Vakıflıköy'de kırk sekiz saat kaynatılan harisalara da denk geldim, yedi saatten kısa süren akşam yemeği sofralarının ayıplandığına da... Bir dönerciden "randevu" alındığına ilk kez Antakya'da şahit oldum.
"Dönerci Tacettin saat 13:27'ye randevu verdi" cümlesinin şaşkınlık yaratmadığını Antakya'da gördüm ben. Uzun bir gecenin ardından taksiye bindiğimizde Antakyalı arkadaşımın taksiciye soyadını söyleyip "bizim evi biliyor musunuz" diye sorunca, taksicinin eve kadar götürmesini yaşadım ben o küçücük kentte.
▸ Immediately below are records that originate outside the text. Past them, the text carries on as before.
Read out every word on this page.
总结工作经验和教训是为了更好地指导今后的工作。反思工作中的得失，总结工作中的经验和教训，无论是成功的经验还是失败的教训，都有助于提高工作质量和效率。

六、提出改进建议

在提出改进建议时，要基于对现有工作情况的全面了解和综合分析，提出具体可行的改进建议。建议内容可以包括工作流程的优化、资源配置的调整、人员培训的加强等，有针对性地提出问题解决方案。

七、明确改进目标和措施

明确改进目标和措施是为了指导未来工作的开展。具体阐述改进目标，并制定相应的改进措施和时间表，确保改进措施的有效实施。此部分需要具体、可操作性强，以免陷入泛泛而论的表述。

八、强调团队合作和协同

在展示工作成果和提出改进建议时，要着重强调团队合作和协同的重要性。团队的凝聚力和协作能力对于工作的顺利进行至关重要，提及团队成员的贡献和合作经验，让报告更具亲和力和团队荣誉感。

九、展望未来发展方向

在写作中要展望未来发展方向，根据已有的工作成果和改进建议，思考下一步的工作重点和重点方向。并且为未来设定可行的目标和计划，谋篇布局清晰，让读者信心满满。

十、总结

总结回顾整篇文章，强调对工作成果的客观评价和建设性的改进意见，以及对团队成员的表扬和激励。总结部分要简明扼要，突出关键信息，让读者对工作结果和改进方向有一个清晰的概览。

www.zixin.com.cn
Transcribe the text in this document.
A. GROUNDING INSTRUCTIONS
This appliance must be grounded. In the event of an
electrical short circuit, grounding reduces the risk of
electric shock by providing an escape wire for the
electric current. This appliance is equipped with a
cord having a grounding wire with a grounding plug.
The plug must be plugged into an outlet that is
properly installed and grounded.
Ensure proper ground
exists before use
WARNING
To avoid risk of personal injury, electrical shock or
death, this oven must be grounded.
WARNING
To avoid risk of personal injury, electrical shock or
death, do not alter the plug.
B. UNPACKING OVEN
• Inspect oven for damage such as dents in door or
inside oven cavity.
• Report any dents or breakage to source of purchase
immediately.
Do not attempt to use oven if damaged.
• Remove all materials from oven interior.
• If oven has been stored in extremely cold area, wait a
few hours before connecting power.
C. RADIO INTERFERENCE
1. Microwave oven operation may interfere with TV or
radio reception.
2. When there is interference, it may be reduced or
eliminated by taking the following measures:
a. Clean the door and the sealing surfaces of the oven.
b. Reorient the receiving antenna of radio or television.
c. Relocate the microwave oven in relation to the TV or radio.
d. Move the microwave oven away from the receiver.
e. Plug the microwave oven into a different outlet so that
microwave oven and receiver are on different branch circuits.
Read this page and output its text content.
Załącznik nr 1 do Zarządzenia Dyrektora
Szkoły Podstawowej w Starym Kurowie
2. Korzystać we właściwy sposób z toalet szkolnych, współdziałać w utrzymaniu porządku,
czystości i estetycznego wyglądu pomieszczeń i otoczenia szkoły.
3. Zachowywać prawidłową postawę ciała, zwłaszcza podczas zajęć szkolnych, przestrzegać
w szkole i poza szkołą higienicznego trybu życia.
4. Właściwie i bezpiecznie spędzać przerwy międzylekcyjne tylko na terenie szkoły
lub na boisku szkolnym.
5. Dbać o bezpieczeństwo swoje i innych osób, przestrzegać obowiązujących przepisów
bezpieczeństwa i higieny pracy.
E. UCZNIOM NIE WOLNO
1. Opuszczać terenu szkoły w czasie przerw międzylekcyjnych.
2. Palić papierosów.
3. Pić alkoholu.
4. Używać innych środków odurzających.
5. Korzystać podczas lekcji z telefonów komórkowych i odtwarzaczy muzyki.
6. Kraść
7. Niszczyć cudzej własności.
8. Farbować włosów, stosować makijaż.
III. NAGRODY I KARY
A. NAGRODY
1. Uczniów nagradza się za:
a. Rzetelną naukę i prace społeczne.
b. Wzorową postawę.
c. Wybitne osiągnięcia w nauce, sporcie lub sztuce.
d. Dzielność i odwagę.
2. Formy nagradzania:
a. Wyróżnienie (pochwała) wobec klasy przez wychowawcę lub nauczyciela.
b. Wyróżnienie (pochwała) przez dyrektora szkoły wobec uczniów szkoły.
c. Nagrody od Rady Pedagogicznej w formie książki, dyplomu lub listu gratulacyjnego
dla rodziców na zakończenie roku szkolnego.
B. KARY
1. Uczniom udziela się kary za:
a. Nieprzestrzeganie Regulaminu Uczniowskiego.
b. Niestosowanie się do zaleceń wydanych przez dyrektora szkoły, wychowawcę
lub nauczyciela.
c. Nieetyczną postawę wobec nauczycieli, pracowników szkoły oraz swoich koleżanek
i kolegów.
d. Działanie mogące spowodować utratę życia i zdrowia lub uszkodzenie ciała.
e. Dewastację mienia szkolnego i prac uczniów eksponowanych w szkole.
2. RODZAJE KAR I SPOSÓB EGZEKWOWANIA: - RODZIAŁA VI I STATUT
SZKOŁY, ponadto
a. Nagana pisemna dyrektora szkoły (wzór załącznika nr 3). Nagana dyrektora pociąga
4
Henüz Antakya'da pek tanıdığım yokken, iki İstanbullu kadın, gecenin bir yarısı, o daracık sokaklarda yalnız başımıza yürürken hiç ama hiç tedirginlik yaşamadan yürümenin mümkün olduğunu gördüm ben.
Bu enkazdan hep birlikte çıkacağız
Velhasıl, Antakya'nın yasını tutuyorum burada, çaresizlikle. Kars'ta anlatmışlardı yıllar önce, "yas kaldırmak" diye bir adet varmış orada. Kaybın ardından, kırk gün sonra, ailenin bir dostu, bir komşusu bir tepsi tatlıyla gelir, yası kaldırırmış. Yasımızı tutalım, mezhebimizce, meşrebimizce, kimsenin tatlı yiyecek hali yok biliyorum ama zamanı gelince, yasımızı kaldıralım ve hem sorularımızı, hesaplarımızı soralım hem de yaslarını tuttuğumuz şehirlerin, kasabaların, köylerin layığınca yeniden yapılması için başlarında nöbet tutalım, süreçlere dahil olalım, kentlerimizi bildiğimiz, alıştığımız gibi ayağa kaldıralım.
Başka kentlere gitmek zorunda kalanları kadim kentlerine geri getirmek için ne gerekiyorsa yapalım! Harisa kazanlarının da aşure kazanlarının da yeniden kaynayacağının garantisi olalım hep birlikte. Başka çaremiz yok, bu enkazdan hep birlikte çıkacağız. Yasımızı usulünce tutacağız ve bu enkazdan hep birlikte çıkacağız.